Previous studies showed that ghrelin inhibited the expression of IL-6 in T lymphocytes and monocytes [28]. It was also reported that Ghrelin treatment attenuated levels of inducible nitric oxide (iNOS) protein and thiobarbituric acid reactive substance (TBARS) and increased glutathione (GSH) in rat suffering from gastric ischemic injury. Ghrelin also attenuated ROS generation in human polymorphoneuclear (PMN) cells in a dose-dependent manner [18]. Our study showed that CS-induced IL-6 release by 16HBE was effectively blocked by ghrelin. However, ghrelin did not reduce the level of intracellular ROS. Taken together, these findings suggest that ghrelin acts as an anti-inflammatory agent rather than an antioxidant agent (i.e., it does not scavenge ROS) in 16HBE. Our present study is consistent with our previous findings, ghrelin did not reduce the level of intracellular ROS in A549 cells treated with H2O2 [14].

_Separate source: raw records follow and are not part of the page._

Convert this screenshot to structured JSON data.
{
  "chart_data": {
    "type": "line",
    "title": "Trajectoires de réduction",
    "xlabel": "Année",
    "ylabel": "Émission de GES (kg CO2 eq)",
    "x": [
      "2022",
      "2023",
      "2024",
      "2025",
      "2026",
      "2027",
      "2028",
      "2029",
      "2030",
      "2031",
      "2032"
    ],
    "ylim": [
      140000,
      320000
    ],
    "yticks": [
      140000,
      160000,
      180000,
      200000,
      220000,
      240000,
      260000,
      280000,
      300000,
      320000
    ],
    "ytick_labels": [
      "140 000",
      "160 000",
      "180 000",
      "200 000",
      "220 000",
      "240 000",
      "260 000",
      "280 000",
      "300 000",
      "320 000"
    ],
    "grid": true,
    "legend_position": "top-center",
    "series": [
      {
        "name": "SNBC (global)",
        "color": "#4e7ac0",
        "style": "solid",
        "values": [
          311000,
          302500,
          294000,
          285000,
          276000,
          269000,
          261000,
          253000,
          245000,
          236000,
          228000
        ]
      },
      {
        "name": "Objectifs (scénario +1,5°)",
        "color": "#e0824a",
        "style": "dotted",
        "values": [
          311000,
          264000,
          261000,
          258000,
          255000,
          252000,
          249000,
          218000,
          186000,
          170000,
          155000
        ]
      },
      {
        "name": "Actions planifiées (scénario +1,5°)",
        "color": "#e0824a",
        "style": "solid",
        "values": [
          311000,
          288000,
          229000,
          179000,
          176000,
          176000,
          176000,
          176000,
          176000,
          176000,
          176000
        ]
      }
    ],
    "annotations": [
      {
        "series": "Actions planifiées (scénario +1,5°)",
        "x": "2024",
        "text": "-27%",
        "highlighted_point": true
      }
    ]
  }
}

NF-κB is a critical signaling molecule in cigarette smoke-induced inflammation. Volatile CS using humidified and warm air upregulated mRNA for IL-6 and IL-8 and protein release in airway epithelial cells, mediated by the mitogen-activated protein kinase (MAPK) p38 and the transcription factor NF-κB [25]. IL-6 expression is also directly regulated by NF-κB involving p38 MAPK activation [29]. Our group recently found that ghrelin inhibits H2O2-induced interleukin-8 production in A549 cells by targeting on NF-κB pathway [14]. Therefore, a potential mechanism of how ghrelin could modulate inflammatory response to CSE is blocking activation of the transcription factor NF-κB. As shown in our study, CSE exposure markedly increased IKKα/β phosphorylation, p65 phosphorylation, and IκB-α degradation. And ghrelin did not only attenuate CSE-induced phosphorylation of IKKα/β and p65 protein but also restore the level of I-κB. These results indicated ghrelin indeed inhibited NF-κB activation and displayed the anti-inflammatory function. This is consistent with the conclusion that ghrelin inhibits NF-κB activation in A549 cells [14].

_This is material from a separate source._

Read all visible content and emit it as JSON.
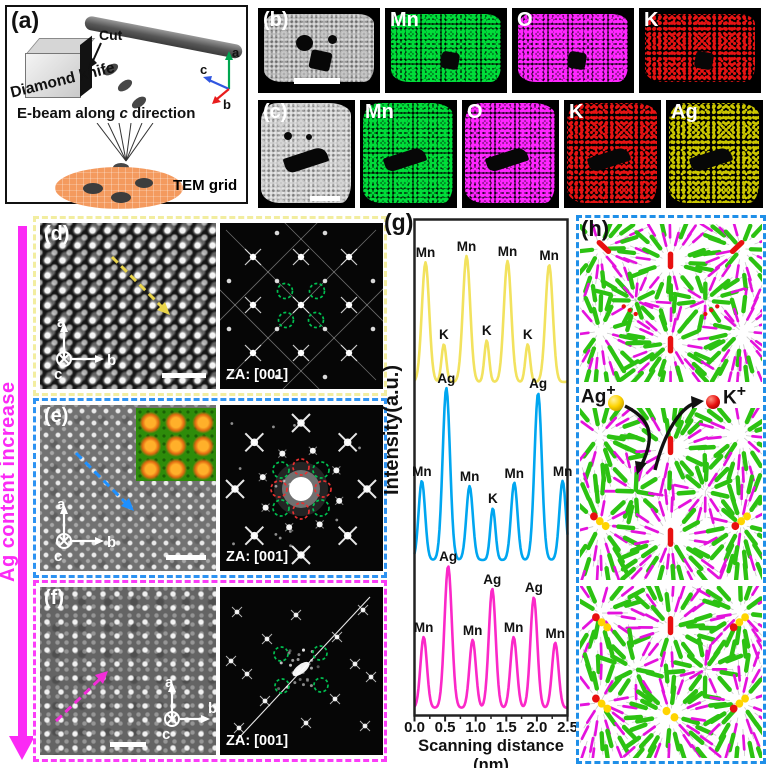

There are potential limitations in our study. Previous studies found that ghrelin suppressed the expression of pro-inflammatory cytokines in human T lymphocytes and monocytes via acting on GHS-R [28]. Similarly, if ghrelin attenuates cigarette smoke-induced airway inflammation by interacting with specific receptors such as GHS-R should be investigated next. Meanwhile, further studies performed in vivo are needed to explore the specific effects of ghrelin on airway inflammation. Besides, it is a long way to translate our study findings into clinical practice. And we will continue to focus on these fields.

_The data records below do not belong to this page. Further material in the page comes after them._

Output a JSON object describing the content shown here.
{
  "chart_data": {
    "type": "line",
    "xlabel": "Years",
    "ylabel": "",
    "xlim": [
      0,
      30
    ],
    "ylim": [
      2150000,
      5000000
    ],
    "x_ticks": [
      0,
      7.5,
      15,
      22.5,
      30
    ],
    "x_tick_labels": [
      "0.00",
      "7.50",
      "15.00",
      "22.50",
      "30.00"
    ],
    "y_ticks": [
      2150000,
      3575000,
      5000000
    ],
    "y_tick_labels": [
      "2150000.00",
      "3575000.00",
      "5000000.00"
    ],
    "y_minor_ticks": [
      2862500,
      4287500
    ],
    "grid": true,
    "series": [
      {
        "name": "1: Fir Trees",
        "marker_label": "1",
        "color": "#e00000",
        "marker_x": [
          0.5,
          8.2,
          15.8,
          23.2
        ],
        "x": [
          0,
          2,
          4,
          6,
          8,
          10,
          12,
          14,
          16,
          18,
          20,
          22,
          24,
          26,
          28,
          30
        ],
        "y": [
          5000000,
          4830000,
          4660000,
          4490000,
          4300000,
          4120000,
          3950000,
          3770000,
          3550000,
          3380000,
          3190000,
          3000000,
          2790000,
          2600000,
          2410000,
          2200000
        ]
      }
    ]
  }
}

In summary, the present study demonstrates that ghrelin attenuates CSE-induced IL-6 production in a time and dose-dependent manner in human epithelial cell line 16HBE via regulating NF-κB pathway, but not via scavenging intracellular ROS. And recently, a phase II clinical trial showed that administration of ghrelin could successfully increase both food intake and appetite, and ameliorate weight loss in gastric cancer patients after total gastrectomy without significant side effects [30], which implied that ghrelin could be transferred into clinical practice effectively and safely. Combining with our findings, we suggested that ghrelin would also be introduced into clinical application as a therapeutic drug for cigarette smoke-related airway inflammatory diseases such as COPD in the future.